Степан только сейчас почувствовал, – что всякое представление о достоинстве не то чтобы менялось, а вовсе исчезало, и сознание приходило к такому пониманию человеческого существования, что оно только в снах, неведомо кому принадлежащих, видится прекрасным, божественным, возвышенным, а на самом деле, безотносительно к этим снам, оно ничуть не значительнее и не прекраснее, чем жизнь у серых крыс. Для такого постижения не надо было сложной науки – достаточно с тоскою вялого умирания в крови, в костях, во всех жилах и связках тела проползти по вытоптанному до каменистой гладкости двору концлагеря, пытаясь найти где-нибудь в узеньких щёлках земли шнурочек ещё не выковыренного корешка.
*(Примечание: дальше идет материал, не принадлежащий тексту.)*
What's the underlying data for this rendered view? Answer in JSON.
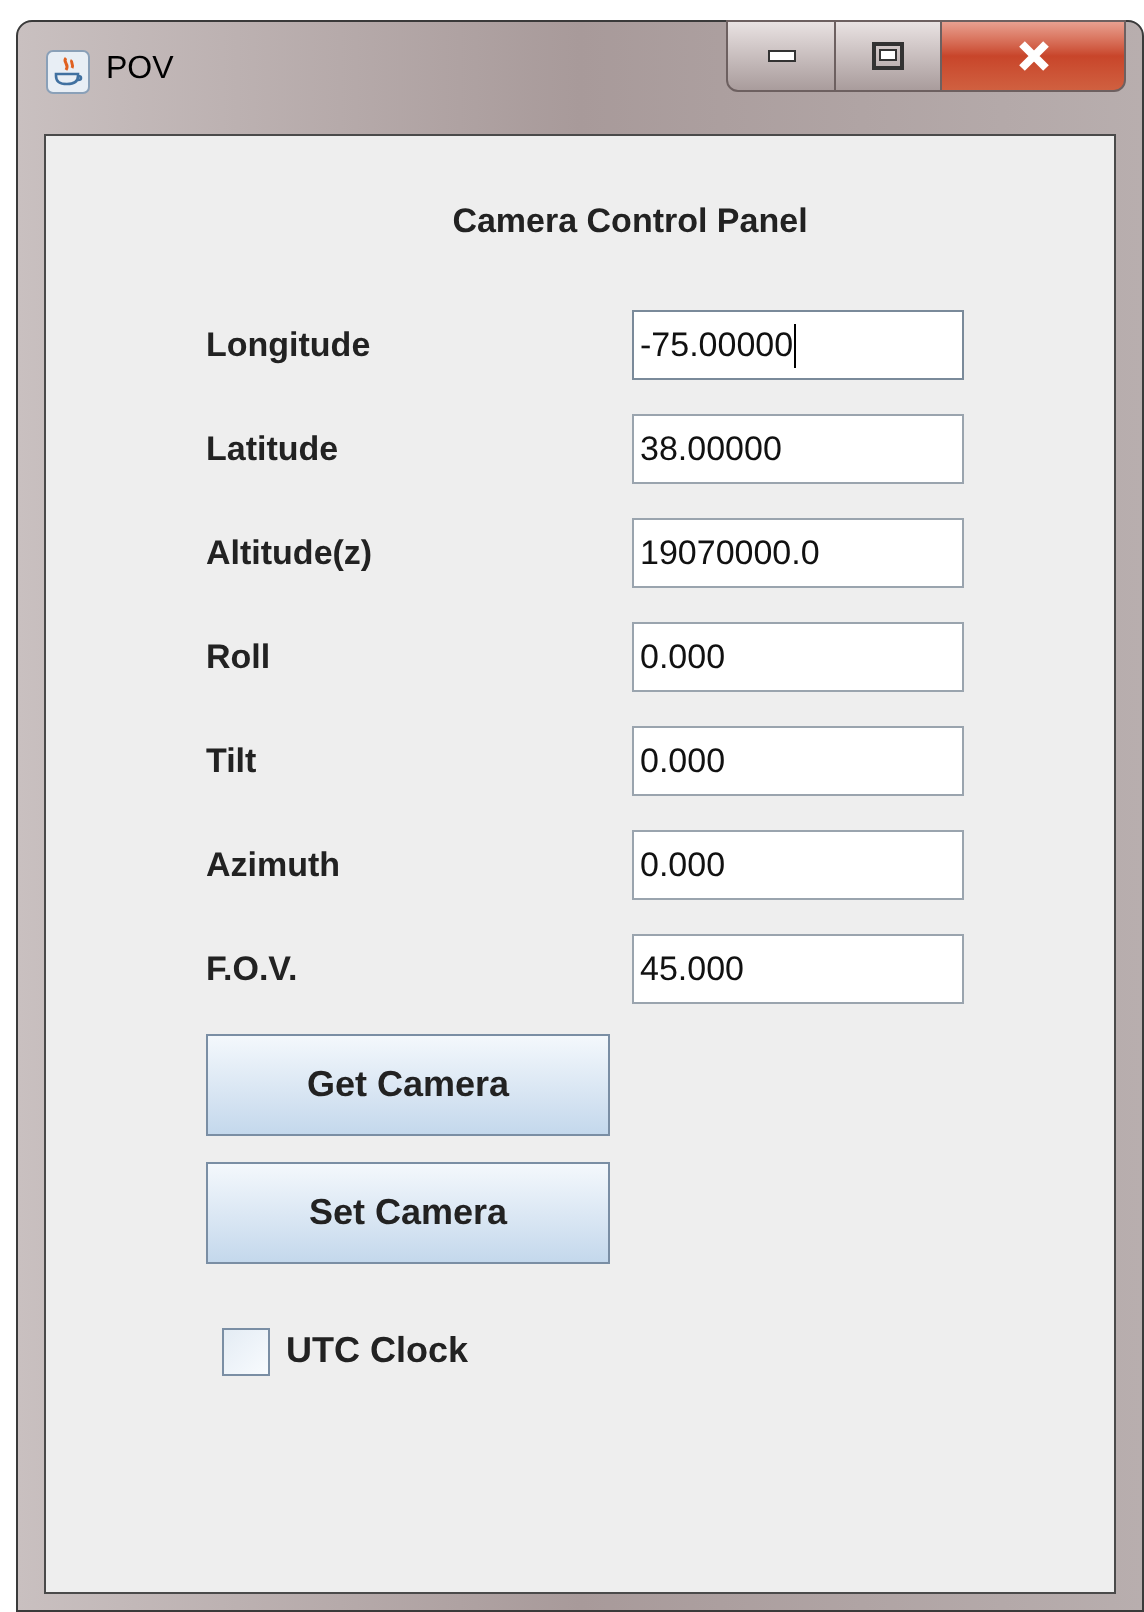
{
  "window": {
    "title": "POV"
  },
  "panel_title": "Camera Control Panel",
  "fields": [
    {
      "label": "Longitude",
      "value": "-75.00000",
      "focused": true
    },
    {
      "label": "Latitude",
      "value": "38.00000",
      "focused": false
    },
    {
      "label": "Altitude(z)",
      "value": "19070000.0",
      "focused": false
    },
    {
      "label": "Roll",
      "value": "0.000",
      "focused": false
    },
    {
      "label": "Tilt",
      "value": "0.000",
      "focused": false
    },
    {
      "label": "Azimuth",
      "value": "0.000",
      "focused": false
    },
    {
      "label": "F.O.V.",
      "value": "45.000",
      "focused": false
    }
  ],
  "buttons": [
    "Get Camera",
    "Set Camera"
  ],
  "checkbox": {
    "label": "UTC Clock",
    "checked": false
  }
}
Крупные крысы с красивой, гладкой шерстью, весьма бодрые и самоуверенные, часто встречались на пути ползущего человека, и действительно ему становилось совершенно ясно, что у крыс жизнь намного вернее, чем у людей, ибо для последних особенную муку существования перед очевидным концом составляли тысячи ядовитых укусов поруганной совести, страдания от сознания собственной низости, боль за тех, кого приходилось любить, обида за то, что добрый Бог со всем Своим добром и милосердием оказался бессильным перед мордастым сержантом конвоя.
Степан Тураев не заметил того, что в мире его духовности появилась фигура, впервые созерцаемая им посредством внутреннего видения: незнакомый Степану сержант Обрезов на секунду предстал перед ним, словно один из многочисленных мучителей в его прошлом, которых душа запомнила как одно общее лицо исчадий ада, – боль в плече медленно отпустила, и Степан Тураев вновь взялся за рычаг из берёзовой жердины. Он сдвинул комель спиленной сосны – пружинисто выгнутая вершина её сорвалась из зацепы и, сламывая свои и чужие ветви, рухнула вниз. Сосна окончательно погибла, пала на землю, и Степанова душа, воспринявшая заботы, страхи и тяжкий крест чужих судеб, переданные ему павшим деревом, ощутила некий тёмный гнёт, и человек принялся за дальнейшую обработку срубленной лесины в какой-то неизъяснимой смуте чувств. Он решил сегодня заготовить лесу для строительства нового свиного хлева (прежний, расположенный в древнем дубовом сарае, уже развалился, как старая поленница) – но работа не шла, и чего-то внезапно разболелось правое плечо, и думы стали одолевать, трезвые и ясные: скоро же умирать, кому нужно подворье в лесу? Степан Николаевич оставил дерево с необрубленными сучками, заткнул топор за пояс, взял бензопилу "Дружба" на горб и отправился домой.
По дороге он имел долгую беседу с красномордым сержантом конвойной службы Обрезовым – тот вызвал на вахту Ральфа Шрайбера и учинил ему один из обычных своих допросов, скука и тупость которых была настолько вопиющей, что сам допросчик сидел на табурете и время от времени свирепо зевал, раздирая до потолка свою желтозубую прокуренную пасть. Степан Тураев тоже знал, побывав в нескольких концлагерях у немцев, эту привычку малых по чину стражников испытывать свою беспредельную власть на узниках посредством строгого начальнического иска и проникновения испытующим взором до самого дна нечестивой души, где, таясь во тьме, зреют преступные замыслы – не раз мучительски мучили Степана эти мелкие душонки своими самолюбивыми, пакостными допрашиваниями, он старался поменьше говорить или же тупо отмалчиваться, зная, что в худшем случае будет избит, как скотина, но зато останется жив и, главное, не станет предметом мстительного внимания маленького человека, заполучившего огромную власть над чужою жизнью.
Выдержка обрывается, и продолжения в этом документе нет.